On Wed, 7 Jan 2015, Stanislav Malyshev wrote:

> > There is currently no way to install an extension and a PHP library 
> > package at the same time. "pecl" can't install PHP libraries, and
> 
> Why it needs to be "at the same time"? I don't see any use case where 
> it would matter if you run one command or two commands to install it.

Well, I do. And it's not *just* installing two packages. It is also 
adding extra lines to every script to load code that your extension 
*depends* on. I would pick an "pecl install" over a "pecl install this", 
"composer install that", "add a few lines to a script" as an 
installation method anytime.

> > "composer" can't install extensions. And even if it did, keeping the 
> > versions in sync is not easy at all. Only way to solve this properly 
> > is
> 
> It seems to me you're reinventing packaging systems.

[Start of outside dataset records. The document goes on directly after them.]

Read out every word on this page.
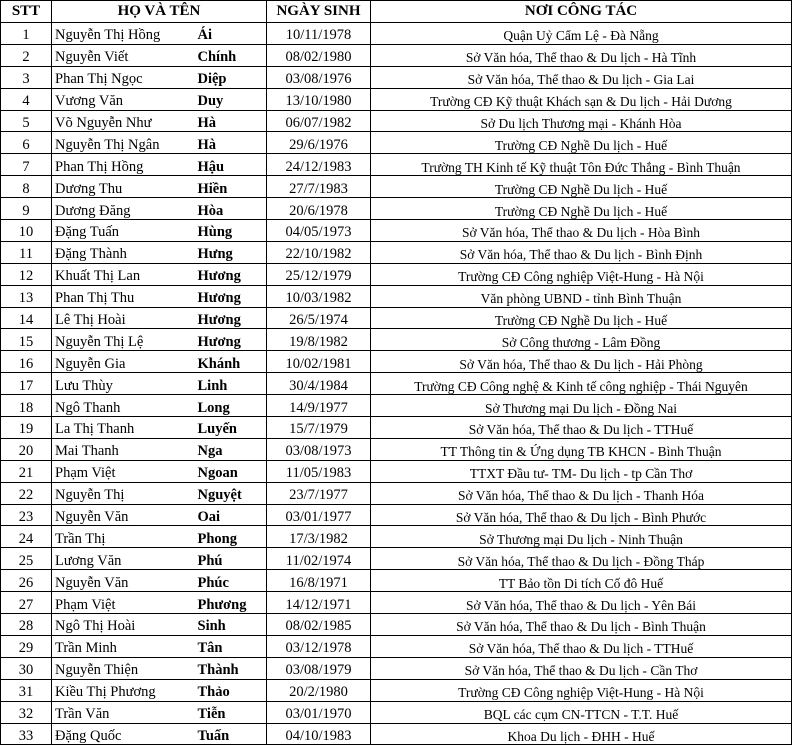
STT	HỌ VÀ TÊN		NGÀY SINH	NƠI CÔNG TÁC
1	Nguyễn Thị Hồng	Ái	10/11/1978	Quận Uỷ Cẩm Lệ - Đà Nẵng
2	Nguyễn Viết	Chính	08/02/1980	Sở Văn hóa, Thể thao & Du lịch - Hà Tĩnh
3	Phan Thị Ngọc	Diệp	03/08/1976	Sở Văn hóa, Thể thao & Du lịch - Gia Lai
4	Vương Văn	Duy	13/10/1980	Trường CĐ Kỹ thuật Khách sạn & Du lịch - Hải Dương
5	Võ Nguyễn Như	Hà	06/07/1982	Sở Du lịch Thương mại - Khánh Hòa
6	Nguyễn Thị Ngân	Hà	29/6/1976	Trường CĐ Nghề Du lịch - Huế
7	Phan Thị Hồng	Hậu	24/12/1983	Trường TH Kinh tế Kỹ thuật Tôn Đức Thắng - Bình Thuận
8	Dương Thu	Hiền	27/7/1983	Trường CĐ Nghề Du lịch - Huế
9	Dương Đăng	Hòa	20/6/1978	Trường CĐ Nghề Du lịch - Huế
10	Đặng Tuấn	Hùng	04/05/1973	Sở Văn hóa, Thể thao & Du lịch - Hòa Bình
11	Đặng Thành	Hưng	22/10/1982	Sở Văn hóa, Thể thao & Du lịch - Bình Định
12	Khuất Thị Lan	Hương	25/12/1979	Trường CĐ Công nghiệp Việt-Hung - Hà Nội
13	Phan Thị Thu	Hương	10/03/1982	Văn phòng UBND - tỉnh Bình Thuận
14	Lê Thị Hoài	Hương	26/5/1974	Trường CĐ Nghề Du lịch - Huế
15	Nguyễn Thị Lệ	Hương	19/8/1982	Sở Công thương - Lâm Đồng
16	Nguyễn Gia	Khánh	10/02/1981	Sở Văn hóa, Thể thao & Du lịch - Hải Phòng
17	Lưu Thùy	Linh	30/4/1984	Trường CĐ Công nghệ & Kinh tế công nghiệp - Thái Nguyên
18	Ngô Thanh	Long	14/9/1977	Sở Thương mại Du lịch - Đồng Nai
19	La Thị Thanh	Luyến	15/7/1979	Sở Văn hóa, Thể thao & Du lịch - TTHuế
20	Mai Thanh	Nga	03/08/1973	TT Thông tin & Ứng dụng TB KHCN - Bình Thuận
21	Phạm Việt	Ngoan	11/05/1983	TTXT Đầu tư- TM- Du lịch - tp Cần Thơ
22	Nguyễn Thị	Nguyệt	23/7/1977	Sở Văn hóa, Thể thao & Du lịch - Thanh Hóa
23	Nguyễn Văn	Oai	03/01/1977	Sở Văn hóa, Thể thao & Du lịch - Bình Phước
24	Trần Thị	Phong	17/3/1982	Sở Thương mại Du lịch - Ninh Thuận
25	Lương Văn	Phú	11/02/1974	Sở Văn hóa, Thể thao & Du lịch - Đồng Tháp
26	Nguyễn Văn	Phúc	16/8/1971	TT Bảo tồn Di tích Cố đô Huế
27	Phạm Việt	Phương	14/12/1971	Sở Văn hóa, Thể thao & Du lịch - Yên Bái
28	Ngô Thị Hoài	Sinh	08/02/1985	Sở Văn hóa, Thể thao & Du lịch - Bình Thuận
29	Trần Minh	Tân	03/12/1978	Sở Văn hóa, Thể thao & Du lịch - TTHuế
30	Nguyễn Thiện	Thành	03/08/1979	Sở Văn hóa, Thể thao & Du lịch - Cần Thơ
31	Kiều Thị Phương	Thảo	20/2/1980	Trường CĐ Công nghiệp Việt-Hung - Hà Nội
32	Trần Văn	Tiễn	03/01/1970	BQL các cụm CN-TTCN - T.T. Huế
33	Đặng Quốc	Tuấn	04/10/1983	Khoa Du lịch - ĐHH - Huế
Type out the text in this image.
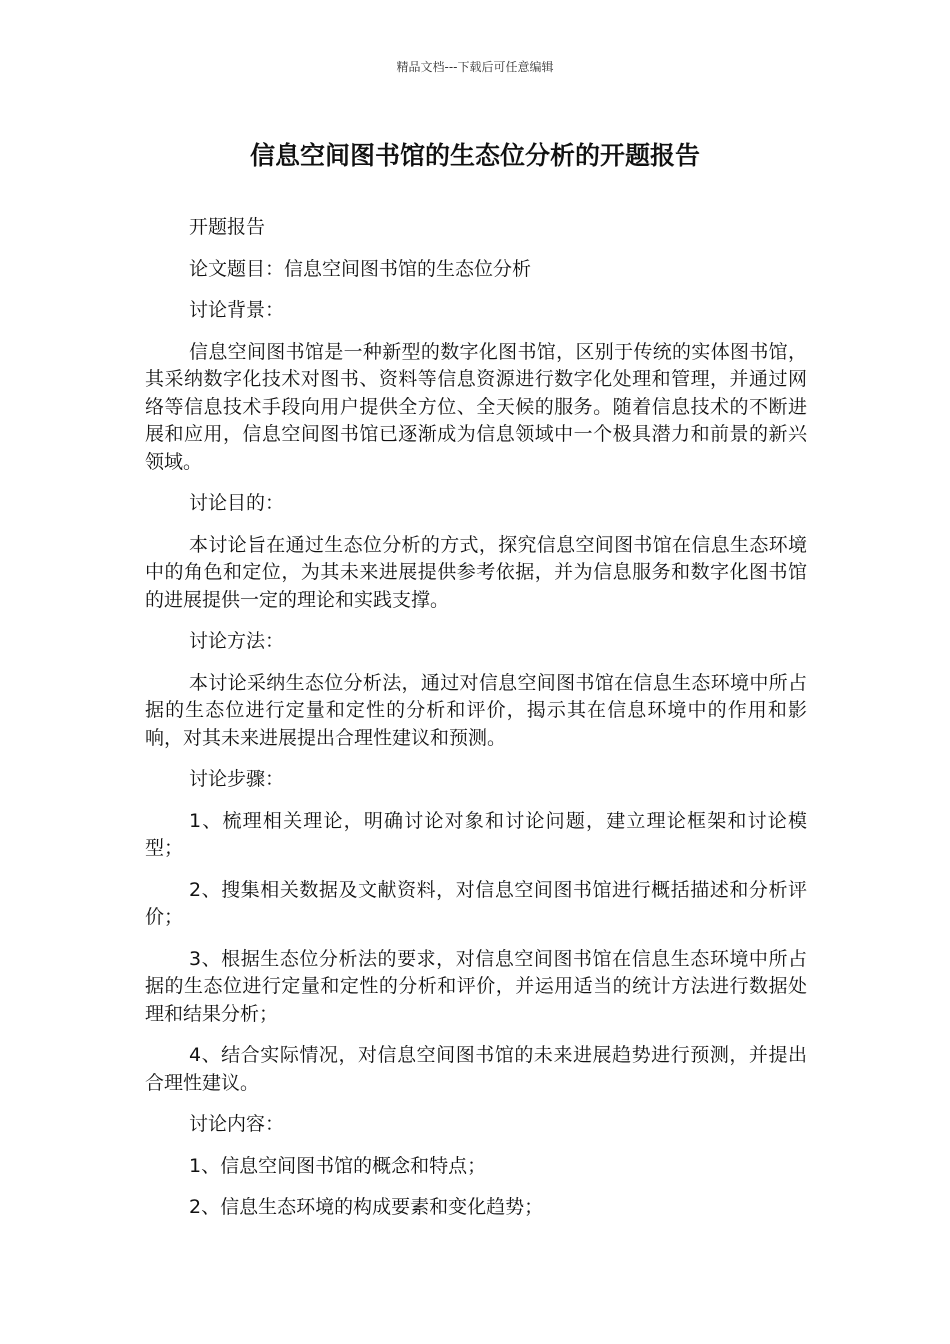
精品文档---下载后可任意编辑
信息空间图书馆的生态位分析的开题报告

开题报告

论文题目：信息空间图书馆的生态位分析

讨论背景：

信息空间图书馆是一种新型的数字化图书馆，区别于传统的实体图书馆，其采纳数字化技术对图书、资料等信息资源进行数字化处理和管理，并通过网络等信息技术手段向用户提供全方位、全天候的服务。随着信息技术的不断进展和应用，信息空间图书馆已逐渐成为信息领域中一个极具潜力和前景的新兴领域。

讨论目的：

本讨论旨在通过生态位分析的方式，探究信息空间图书馆在信息生态环境中的角色和定位，为其未来进展提供参考依据，并为信息服务和数字化图书馆的进展提供一定的理论和实践支撑。

讨论方法：

本讨论采纳生态位分析法，通过对信息空间图书馆在信息生态环境中所占据的生态位进行定量和定性的分析和评价，揭示其在信息环境中的作用和影响，对其未来进展提出合理性建议和预测。

讨论步骤：

1、梳理相关理论，明确讨论对象和讨论问题，建立理论框架和讨论模型；

2、搜集相关数据及文献资料，对信息空间图书馆进行概括描述和分析评价；

3、根据生态位分析法的要求，对信息空间图书馆在信息生态环境中所占据的生态位进行定量和定性的分析和评价，并运用适当的统计方法进行数据处理和结果分析；

4、结合实际情况，对信息空间图书馆的未来进展趋势进行预测，并提出合理性建议。

讨论内容：

1、信息空间图书馆的概念和特点；

2、信息生态环境的构成要素和变化趋势；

I want to solve the issue where I have a PHP library that is tied to C 
code, without having to deal with random tools and depencies for no 
reason. PHP packaging systems don't do that.

> I don't see why we should invent our own and why our own should take 
> form of putting PHP code into compiled binaries (yet less why suddenly 
> it is the "only way"). Many languages have extension systems and 
> packages that involve binaries - Perl, Python, Ruby, etc. AFAIK none 
> of them puts source code into binaries.

Most of those languages don't depend as heavily on parts written in C 
though. They will only break out to C for specific reasons. PHP 
extensions are the other way around. It's almost always C, but some opt 
to also use some PHP to make developement faster.